ShadowTime carries the satisfaction of a job done, the weary swish of a broom and the ever-annoying roar of the shopvac sucking havoc. I've learned that one always empties the shopvac
outside, that there's always a little more room remaining in even the most obviously over-stuffed trash bag, and that there's always another nail to be discovered after the final cleanup seems complete. The game's not over until the game's over, and the game's never quite complete. We retreat before finishing everything we contemplated completing earlier in the day, when time still seemed easily infinite enough to hold any optimistic aspiration. ShadowTime brings an informal accounting, a reckoning recalibrating expectations, the only place where hopes and dreams could possibly come true.

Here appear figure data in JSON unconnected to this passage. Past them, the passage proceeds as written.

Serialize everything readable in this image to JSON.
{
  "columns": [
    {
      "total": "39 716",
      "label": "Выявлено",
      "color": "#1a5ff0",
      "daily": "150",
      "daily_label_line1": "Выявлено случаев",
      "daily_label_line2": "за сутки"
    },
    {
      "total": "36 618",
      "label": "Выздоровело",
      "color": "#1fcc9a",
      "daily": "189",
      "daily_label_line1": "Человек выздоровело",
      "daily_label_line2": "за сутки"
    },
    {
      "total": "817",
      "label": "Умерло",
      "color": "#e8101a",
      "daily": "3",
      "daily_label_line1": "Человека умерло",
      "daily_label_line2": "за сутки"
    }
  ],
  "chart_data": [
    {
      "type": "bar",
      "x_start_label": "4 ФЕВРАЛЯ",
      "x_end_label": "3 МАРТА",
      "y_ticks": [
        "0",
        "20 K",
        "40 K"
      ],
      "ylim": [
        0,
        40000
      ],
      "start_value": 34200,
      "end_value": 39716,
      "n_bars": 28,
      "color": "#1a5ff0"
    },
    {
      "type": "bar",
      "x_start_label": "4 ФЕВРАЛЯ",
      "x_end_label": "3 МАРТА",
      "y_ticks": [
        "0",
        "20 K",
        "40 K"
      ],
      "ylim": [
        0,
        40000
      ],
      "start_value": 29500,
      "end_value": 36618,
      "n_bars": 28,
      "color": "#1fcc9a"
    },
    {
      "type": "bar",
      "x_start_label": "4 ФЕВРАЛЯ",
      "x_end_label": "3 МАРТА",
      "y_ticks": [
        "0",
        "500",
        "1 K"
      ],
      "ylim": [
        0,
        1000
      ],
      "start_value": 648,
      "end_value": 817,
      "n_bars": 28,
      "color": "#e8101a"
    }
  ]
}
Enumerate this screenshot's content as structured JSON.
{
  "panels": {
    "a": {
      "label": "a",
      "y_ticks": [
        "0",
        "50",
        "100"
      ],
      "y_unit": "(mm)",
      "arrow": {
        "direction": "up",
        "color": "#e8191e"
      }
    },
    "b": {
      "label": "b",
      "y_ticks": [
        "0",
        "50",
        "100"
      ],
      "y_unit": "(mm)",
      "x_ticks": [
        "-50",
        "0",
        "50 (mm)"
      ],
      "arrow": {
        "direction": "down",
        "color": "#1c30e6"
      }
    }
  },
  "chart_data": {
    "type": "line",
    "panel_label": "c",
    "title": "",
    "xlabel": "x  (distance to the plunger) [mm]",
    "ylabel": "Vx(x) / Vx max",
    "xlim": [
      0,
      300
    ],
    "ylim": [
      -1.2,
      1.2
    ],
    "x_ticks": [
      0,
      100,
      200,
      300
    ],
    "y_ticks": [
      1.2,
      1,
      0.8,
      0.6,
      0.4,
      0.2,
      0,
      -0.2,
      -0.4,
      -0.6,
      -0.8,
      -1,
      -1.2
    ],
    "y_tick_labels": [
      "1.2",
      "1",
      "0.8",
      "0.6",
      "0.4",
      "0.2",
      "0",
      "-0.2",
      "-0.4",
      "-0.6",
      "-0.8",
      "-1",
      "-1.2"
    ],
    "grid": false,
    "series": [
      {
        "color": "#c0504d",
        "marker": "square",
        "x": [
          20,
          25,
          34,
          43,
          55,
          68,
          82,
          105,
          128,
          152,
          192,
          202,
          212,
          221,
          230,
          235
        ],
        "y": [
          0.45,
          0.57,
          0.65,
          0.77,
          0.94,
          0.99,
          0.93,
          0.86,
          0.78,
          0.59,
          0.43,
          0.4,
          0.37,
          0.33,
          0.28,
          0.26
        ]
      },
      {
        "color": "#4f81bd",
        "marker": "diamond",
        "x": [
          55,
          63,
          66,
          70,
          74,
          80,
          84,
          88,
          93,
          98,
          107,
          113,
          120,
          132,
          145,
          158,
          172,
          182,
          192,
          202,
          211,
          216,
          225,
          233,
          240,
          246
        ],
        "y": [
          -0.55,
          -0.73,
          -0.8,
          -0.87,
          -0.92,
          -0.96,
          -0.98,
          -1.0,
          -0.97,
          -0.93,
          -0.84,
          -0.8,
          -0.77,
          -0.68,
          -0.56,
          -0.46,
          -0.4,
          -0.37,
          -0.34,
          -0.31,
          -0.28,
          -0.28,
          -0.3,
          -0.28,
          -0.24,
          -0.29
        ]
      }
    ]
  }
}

I walk satisfied through the still unfinished rooms, reconsidering the likelihood of eventual success, though I've lost any sense of what might constitute a greater success than this simple daily engagement. I once wanted nothing more than to see the end of this dreaded winter, AnotherWinter, as though I needed nothing more than the innocence of AnotherSpring, to revive the time before my ShadowTime. I'm learning that ShadowTime has her attractions and that I cannot carry innocence as either a possession or an objective. AnotherSpring will come in her time like another day will come tomorrow, taking half her morning to shake off the overnight chill. I remember one more small chore after closing the door for the night. I reenter the space for one more additional last time this evening, the contractors long gone, a lingering dustiness persisting. The sky outside turns golden and red, the last light casting the longest shadow, seemingly the purest light of the day. It's been a long time since breakfast, I think to myself. Maybe I've earned some supper tonight.